Nei guai anche Campione per le aste fallimentari a Eboli e Capaccio
Un
Campione delle
aste fallimentari. Secondo una denuncia presentata in
Procura si chiede di far chiarezza sull’operato di una vecchia conoscenza delle forze dell’Ordine
Antonio Campione, balzato di nuovo agli onori della cronaca per aver
denunciato Giovanni Maiale a causa di un acquisto di un’azienda in mano al curatore fallimentare, essendosi sentito
minacciato dal
vecchio boss,che gli fece tornare alla mente il sequestro di cui fu vittima negli anni ’90 per pagare
un’estorsione.
Ma l’inchiesta sulle aziene bufaline della
piana del Sele e di Paestum, si allargano alle questioni tribunalizie. Secondo la denuncia, ad esempio, lo stesso
Campione avrebbe comprato ad un certo prezzo una parte della
proprietà D’Angelo e poi rivenduta.
Fin qui una possibile speculazione immobiliare, legittima. Ma quello che fa scattare l’allarme è che l’acquisto in mano al Tribunale sarebbe stato fatto
4 mesi dopo la cessione e la relativa vendita notarile. Un particolare che non è sfuggito agli investigatori che ora vogliono vederci chiaro se vi sono altre operazioni del genere.

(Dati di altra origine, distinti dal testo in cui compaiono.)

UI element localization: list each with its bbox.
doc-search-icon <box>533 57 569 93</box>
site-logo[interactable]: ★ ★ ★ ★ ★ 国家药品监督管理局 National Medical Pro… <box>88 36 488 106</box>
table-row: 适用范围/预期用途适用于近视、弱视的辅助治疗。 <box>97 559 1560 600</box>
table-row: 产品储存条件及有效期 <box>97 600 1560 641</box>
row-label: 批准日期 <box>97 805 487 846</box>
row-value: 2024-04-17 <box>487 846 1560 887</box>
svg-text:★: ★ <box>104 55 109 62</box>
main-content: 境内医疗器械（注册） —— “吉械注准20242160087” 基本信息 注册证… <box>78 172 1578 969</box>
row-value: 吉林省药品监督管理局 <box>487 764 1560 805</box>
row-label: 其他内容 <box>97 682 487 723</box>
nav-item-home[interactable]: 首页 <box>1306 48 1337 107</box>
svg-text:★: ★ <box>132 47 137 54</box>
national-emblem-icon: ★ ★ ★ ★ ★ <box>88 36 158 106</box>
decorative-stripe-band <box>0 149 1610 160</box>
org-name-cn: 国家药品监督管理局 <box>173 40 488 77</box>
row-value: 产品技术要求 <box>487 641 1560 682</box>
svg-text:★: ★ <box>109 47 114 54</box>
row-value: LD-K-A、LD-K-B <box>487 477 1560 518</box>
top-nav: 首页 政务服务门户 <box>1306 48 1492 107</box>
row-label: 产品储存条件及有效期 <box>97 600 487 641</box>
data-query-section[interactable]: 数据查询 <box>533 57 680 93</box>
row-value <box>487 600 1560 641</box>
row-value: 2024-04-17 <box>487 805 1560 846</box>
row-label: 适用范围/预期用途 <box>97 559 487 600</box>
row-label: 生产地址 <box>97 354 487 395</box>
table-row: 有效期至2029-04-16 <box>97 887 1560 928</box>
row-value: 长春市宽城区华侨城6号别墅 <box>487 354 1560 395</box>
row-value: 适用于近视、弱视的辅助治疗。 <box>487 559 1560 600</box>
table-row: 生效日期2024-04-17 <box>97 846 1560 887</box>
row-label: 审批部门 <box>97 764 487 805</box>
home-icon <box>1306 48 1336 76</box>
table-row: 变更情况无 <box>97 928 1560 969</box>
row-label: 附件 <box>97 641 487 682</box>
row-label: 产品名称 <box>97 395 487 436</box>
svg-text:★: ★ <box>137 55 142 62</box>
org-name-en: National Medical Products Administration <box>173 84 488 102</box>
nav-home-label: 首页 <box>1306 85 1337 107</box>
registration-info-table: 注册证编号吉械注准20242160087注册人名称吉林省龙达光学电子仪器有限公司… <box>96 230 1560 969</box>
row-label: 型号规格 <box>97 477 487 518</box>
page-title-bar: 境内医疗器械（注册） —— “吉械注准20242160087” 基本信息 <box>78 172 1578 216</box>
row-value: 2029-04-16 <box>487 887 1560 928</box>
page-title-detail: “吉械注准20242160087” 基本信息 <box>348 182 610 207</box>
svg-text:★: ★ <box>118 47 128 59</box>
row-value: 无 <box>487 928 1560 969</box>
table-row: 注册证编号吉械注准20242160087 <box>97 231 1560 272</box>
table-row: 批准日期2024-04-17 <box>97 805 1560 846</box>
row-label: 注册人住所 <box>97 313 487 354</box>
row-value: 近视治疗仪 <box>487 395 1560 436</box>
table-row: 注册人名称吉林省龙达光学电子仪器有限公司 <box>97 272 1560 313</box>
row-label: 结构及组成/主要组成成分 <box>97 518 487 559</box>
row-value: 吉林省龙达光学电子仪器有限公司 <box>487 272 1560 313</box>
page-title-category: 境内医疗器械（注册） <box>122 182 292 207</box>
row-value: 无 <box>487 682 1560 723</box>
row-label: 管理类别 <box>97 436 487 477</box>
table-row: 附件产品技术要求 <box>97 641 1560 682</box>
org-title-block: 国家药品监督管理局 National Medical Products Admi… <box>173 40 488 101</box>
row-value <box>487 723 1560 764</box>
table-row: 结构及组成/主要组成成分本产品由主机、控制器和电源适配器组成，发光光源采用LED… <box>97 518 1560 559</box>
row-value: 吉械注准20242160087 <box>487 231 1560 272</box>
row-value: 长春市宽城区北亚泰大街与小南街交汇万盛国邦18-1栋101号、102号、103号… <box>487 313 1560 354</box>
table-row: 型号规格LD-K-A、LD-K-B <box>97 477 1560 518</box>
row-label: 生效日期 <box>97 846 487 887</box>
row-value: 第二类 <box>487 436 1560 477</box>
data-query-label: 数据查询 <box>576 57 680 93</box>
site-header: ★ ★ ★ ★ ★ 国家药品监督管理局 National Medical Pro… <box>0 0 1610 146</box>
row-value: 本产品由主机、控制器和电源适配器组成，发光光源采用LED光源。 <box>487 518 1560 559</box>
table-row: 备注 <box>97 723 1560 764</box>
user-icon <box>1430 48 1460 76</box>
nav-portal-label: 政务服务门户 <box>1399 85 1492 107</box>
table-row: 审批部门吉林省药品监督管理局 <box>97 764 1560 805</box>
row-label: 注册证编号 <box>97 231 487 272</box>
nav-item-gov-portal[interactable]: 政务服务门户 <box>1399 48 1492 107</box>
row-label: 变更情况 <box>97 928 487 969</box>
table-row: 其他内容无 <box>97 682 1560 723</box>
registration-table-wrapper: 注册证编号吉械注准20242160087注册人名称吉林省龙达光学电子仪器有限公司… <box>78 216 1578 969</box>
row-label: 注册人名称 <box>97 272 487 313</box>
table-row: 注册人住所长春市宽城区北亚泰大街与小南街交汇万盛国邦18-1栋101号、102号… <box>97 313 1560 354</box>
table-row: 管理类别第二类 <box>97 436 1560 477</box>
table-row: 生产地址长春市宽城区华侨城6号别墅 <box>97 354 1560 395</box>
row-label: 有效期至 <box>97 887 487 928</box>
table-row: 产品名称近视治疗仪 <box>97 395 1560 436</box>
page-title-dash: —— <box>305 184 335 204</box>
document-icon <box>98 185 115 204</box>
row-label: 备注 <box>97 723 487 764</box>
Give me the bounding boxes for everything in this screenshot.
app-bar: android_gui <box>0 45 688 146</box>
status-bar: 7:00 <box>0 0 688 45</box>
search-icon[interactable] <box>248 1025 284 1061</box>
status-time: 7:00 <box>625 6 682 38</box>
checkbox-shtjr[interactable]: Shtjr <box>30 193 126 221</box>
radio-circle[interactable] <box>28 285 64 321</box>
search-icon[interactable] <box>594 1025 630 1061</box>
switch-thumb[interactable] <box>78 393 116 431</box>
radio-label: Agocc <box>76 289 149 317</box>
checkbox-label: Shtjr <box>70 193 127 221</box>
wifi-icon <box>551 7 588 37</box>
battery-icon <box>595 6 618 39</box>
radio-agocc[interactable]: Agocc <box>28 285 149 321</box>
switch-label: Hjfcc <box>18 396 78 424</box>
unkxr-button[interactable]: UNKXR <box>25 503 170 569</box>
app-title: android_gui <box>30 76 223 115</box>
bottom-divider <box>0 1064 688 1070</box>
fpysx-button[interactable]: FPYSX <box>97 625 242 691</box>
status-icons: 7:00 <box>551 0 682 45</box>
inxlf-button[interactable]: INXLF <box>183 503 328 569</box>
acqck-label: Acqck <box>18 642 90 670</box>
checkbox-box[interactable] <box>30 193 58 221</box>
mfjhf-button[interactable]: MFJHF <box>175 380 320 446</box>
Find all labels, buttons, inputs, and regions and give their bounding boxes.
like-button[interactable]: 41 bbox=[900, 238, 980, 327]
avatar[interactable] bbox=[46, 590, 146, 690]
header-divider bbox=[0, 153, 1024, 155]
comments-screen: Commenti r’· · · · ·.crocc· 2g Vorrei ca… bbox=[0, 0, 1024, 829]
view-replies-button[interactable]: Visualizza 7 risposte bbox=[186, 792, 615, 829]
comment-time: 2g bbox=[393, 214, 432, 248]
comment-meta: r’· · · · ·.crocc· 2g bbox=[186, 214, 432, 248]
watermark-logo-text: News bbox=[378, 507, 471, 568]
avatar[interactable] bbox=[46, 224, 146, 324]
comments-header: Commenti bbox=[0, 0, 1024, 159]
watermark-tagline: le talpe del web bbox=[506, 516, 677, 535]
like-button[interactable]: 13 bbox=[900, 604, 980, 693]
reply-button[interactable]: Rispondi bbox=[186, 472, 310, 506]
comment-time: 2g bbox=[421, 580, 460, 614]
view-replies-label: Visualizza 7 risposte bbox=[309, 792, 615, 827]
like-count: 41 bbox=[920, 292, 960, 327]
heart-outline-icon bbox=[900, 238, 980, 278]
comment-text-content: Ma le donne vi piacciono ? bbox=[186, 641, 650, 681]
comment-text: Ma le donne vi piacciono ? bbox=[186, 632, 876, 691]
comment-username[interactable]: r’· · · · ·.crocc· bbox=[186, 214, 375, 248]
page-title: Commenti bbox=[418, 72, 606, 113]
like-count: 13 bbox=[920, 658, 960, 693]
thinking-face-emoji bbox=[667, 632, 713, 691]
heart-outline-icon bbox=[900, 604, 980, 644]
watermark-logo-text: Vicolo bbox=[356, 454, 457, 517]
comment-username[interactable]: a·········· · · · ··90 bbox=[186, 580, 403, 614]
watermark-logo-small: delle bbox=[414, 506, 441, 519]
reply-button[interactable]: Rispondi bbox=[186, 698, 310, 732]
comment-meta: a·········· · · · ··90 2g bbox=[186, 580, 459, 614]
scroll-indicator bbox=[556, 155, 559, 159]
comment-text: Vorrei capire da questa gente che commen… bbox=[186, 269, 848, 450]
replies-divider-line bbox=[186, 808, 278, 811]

La zona è attenzionata da tempo, la presenza in loco dello stesso
Maiale nel regno di un altro vecchio boss della
camorra Marrandino ha fatto drizzare le antenne. Come non è passata inosservata la costruzione, pare ad hoc, di un impianto di illuminazione pubblica nei pressi di un
caseificio ad
Eboli, che sarebbe gestito dal vecchio braccio destro dello stesso
Maiale.
Intrecci tra politica, affaristi e malavita: i
Pm Cardea e Cassaniello stanno passando la setaccio ogni elemento, tanto ad esempio che avrebbe ascoltato in qualità di persone informate dei fatti i titolari della ditta che avrebbe lavorato proprio per sistemare l’illuminazione.